Her entire body tightened as he bit down, and she struggled for just a second—that fear was far older than logic. Teeth withdrawn, he lowered his mouth to the wound.
He knew he was giving off some kind of aura that was affecting her strongly, but right now he didn’t really have any control over it; that would come later, he supposed, when he was used to this. She moaned softly and rocked her hips against him, and he got a better idea of what it was doing to her.

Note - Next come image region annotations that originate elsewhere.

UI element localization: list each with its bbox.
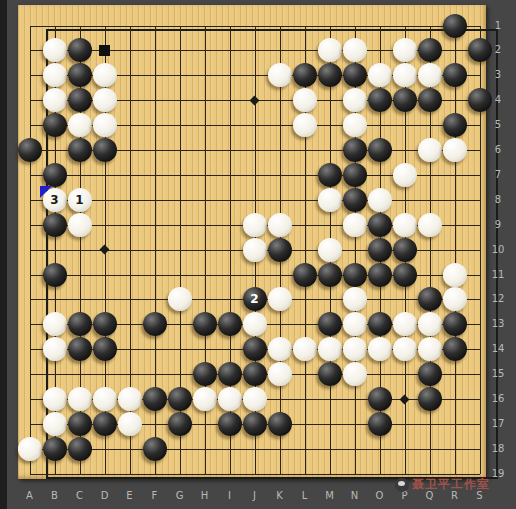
watermark-text: 聂卫平工作室 [412,476,490,493]
stone-black [243,362,267,386]
stone-black [243,337,267,361]
stone-black [68,312,92,336]
stone-black [468,88,492,112]
stone-black [468,38,492,62]
stone-black [368,312,392,336]
stone-black [143,312,167,336]
col-label-N: N [347,490,363,501]
triangle-marker [40,186,52,198]
stone-black [443,14,467,38]
stone-white [393,38,417,62]
stone-black [418,362,442,386]
watermark: 聂卫平工作室 [395,476,490,493]
stone-black [443,337,467,361]
stone-white [268,213,292,237]
stone-black [93,337,117,361]
stone-white [93,387,117,411]
row-label-13: 13 [490,318,506,329]
stone-black [68,38,92,62]
stone-white [318,188,342,212]
stone-white [293,337,317,361]
col-label-G: G [172,490,188,501]
stone-black [418,88,442,112]
col-label-A: A [22,490,38,501]
stone-black [218,312,242,336]
stone-black [68,412,92,436]
stone-white [268,337,292,361]
stone-black [68,138,92,162]
stone-white [93,63,117,87]
stone-black [68,63,92,87]
stone-white [93,113,117,137]
stone-white [343,337,367,361]
stone-black [293,63,317,87]
stone-black [368,88,392,112]
row-label-7: 7 [490,169,506,180]
stone-white [418,63,442,87]
stone-black [368,263,392,287]
stone-black [218,362,242,386]
stone-white [318,337,342,361]
stone-black [343,263,367,287]
stone-white [393,163,417,187]
row-label-19: 19 [490,468,506,479]
stone-black [368,387,392,411]
row-label-11: 11 [490,269,506,280]
stone-white [243,312,267,336]
stone-white [318,238,342,262]
stone-black [193,362,217,386]
stone-white [368,63,392,87]
stone-white [93,88,117,112]
col-label-O: O [372,490,388,501]
stone-white [368,337,392,361]
stone-black [443,312,467,336]
stone-black [343,188,367,212]
stone-white [43,88,67,112]
stone-black [43,163,67,187]
stone-black [93,312,117,336]
col-label-C: C [72,490,88,501]
move-number-label: 1 [68,188,92,212]
stone-black [318,263,342,287]
stone-black [368,213,392,237]
stone-white [393,63,417,87]
row-label-16: 16 [490,393,506,404]
stone-white [418,312,442,336]
stone-black [243,412,267,436]
stone-white [343,362,367,386]
stone-black [168,387,192,411]
studio-logo-icon [395,478,409,492]
stone-white [243,238,267,262]
stone-white [193,387,217,411]
stone-black [193,312,217,336]
stone-black [318,163,342,187]
stone-white [443,287,467,311]
col-label-J: J [247,490,263,501]
col-label-F: F [147,490,163,501]
row-label-1: 1 [490,20,506,31]
stone-black [68,437,92,461]
stone-white [243,387,267,411]
row-label-2: 2 [490,44,506,55]
row-label-4: 4 [490,94,506,105]
stone-white [68,387,92,411]
stone-black [418,38,442,62]
stone-black [93,138,117,162]
stone-white [393,213,417,237]
row-label-3: 3 [490,69,506,80]
stone-white [343,88,367,112]
stone-white [268,362,292,386]
stone-white [68,213,92,237]
row-label-5: 5 [490,119,506,130]
stone-black [268,412,292,436]
grid-line-horizontal [30,449,480,450]
stone-black [368,412,392,436]
stone-black [168,412,192,436]
row-label-10: 10 [490,244,506,255]
row-label-14: 14 [490,343,506,354]
stone-black [43,263,67,287]
stone-white [418,337,442,361]
stone-white [343,38,367,62]
stone-black [18,138,42,162]
go-diagram-app: 123 ABCDEFGHIJKLMNOPQRS 1234567891011121… [0,0,516,509]
stone-white [43,337,67,361]
stone-white [243,213,267,237]
stone-white [168,287,192,311]
stone-black [43,113,67,137]
stone-black [93,412,117,436]
stone-white [393,337,417,361]
col-label-I: I [222,490,238,501]
stone-black [343,63,367,87]
stone-white [418,138,442,162]
stone-white [43,38,67,62]
stone-white [393,312,417,336]
col-label-E: E [122,490,138,501]
stone-white [318,38,342,62]
col-label-H: H [197,490,213,501]
stone-white [293,113,317,137]
stone-black [393,88,417,112]
square-marker [99,45,110,56]
grid-line-vertical [455,26,456,474]
row-label-9: 9 [490,219,506,230]
row-label-15: 15 [490,368,506,379]
stone-black [143,387,167,411]
stone-black [368,138,392,162]
grid-line-horizontal [30,474,480,475]
stone-black [343,138,367,162]
stone-black [343,163,367,187]
stone-white [218,387,242,411]
stone-white [343,113,367,137]
stone-white [18,437,42,461]
stone-white [443,263,467,287]
stone-black [443,113,467,137]
stone-white [43,387,67,411]
stone-white [343,312,367,336]
stone-white [268,63,292,87]
stone-white [118,387,142,411]
row-label-12: 12 [490,293,506,304]
stone-black [68,88,92,112]
row-label-6: 6 [490,144,506,155]
stone-white [293,88,317,112]
stone-white [68,113,92,137]
stone-black [218,412,242,436]
stone-black [318,312,342,336]
stone-black [318,362,342,386]
stone-black [318,63,342,87]
stone-white [43,63,67,87]
col-label-M: M [322,490,338,501]
stone-black [268,238,292,262]
row-label-17: 17 [490,418,506,429]
stone-black [393,238,417,262]
row-label-8: 8 [490,194,506,205]
move-number-label: 2 [243,287,267,311]
stone-black [443,63,467,87]
stone-white [43,312,67,336]
stone-black [393,263,417,287]
stone-white [43,412,67,436]
stone-white [443,138,467,162]
stone-black [143,437,167,461]
stone-black [43,437,67,461]
stone-black [43,213,67,237]
stone-black [293,263,317,287]
stone-white [118,412,142,436]
col-label-K: K [272,490,288,501]
stone-white [343,287,367,311]
stone-black [418,287,442,311]
stone-black [418,387,442,411]
row-label-18: 18 [490,443,506,454]
stone-white [418,213,442,237]
col-label-B: B [47,490,63,501]
col-label-D: D [97,490,113,501]
stone-white [268,287,292,311]
col-label-L: L [297,490,313,501]
stone-black [368,238,392,262]
window-edge-strip [0,0,7,509]
stone-white [343,213,367,237]
stone-black [68,337,92,361]
stone-white [368,188,392,212]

Her heartbeat began to slow . . . slower . . . slower . . . he knew he should stop, but taste and power both fought against reason.
Suddenly, a hand seized his shoulder and tore him off Stella, who sagged against the shelves, panting.
“That’s enough!”
He turned on his assailant and hissed.
Miranda’s face went paler with shock when she saw his face. “Jesus.”
Again, instinct took hold. He could sense her strength, and the glowing red stone she wore whispered of authority older even than he. Power mantled around her like great dark wings—not quite threatening, but suffering no disobedience.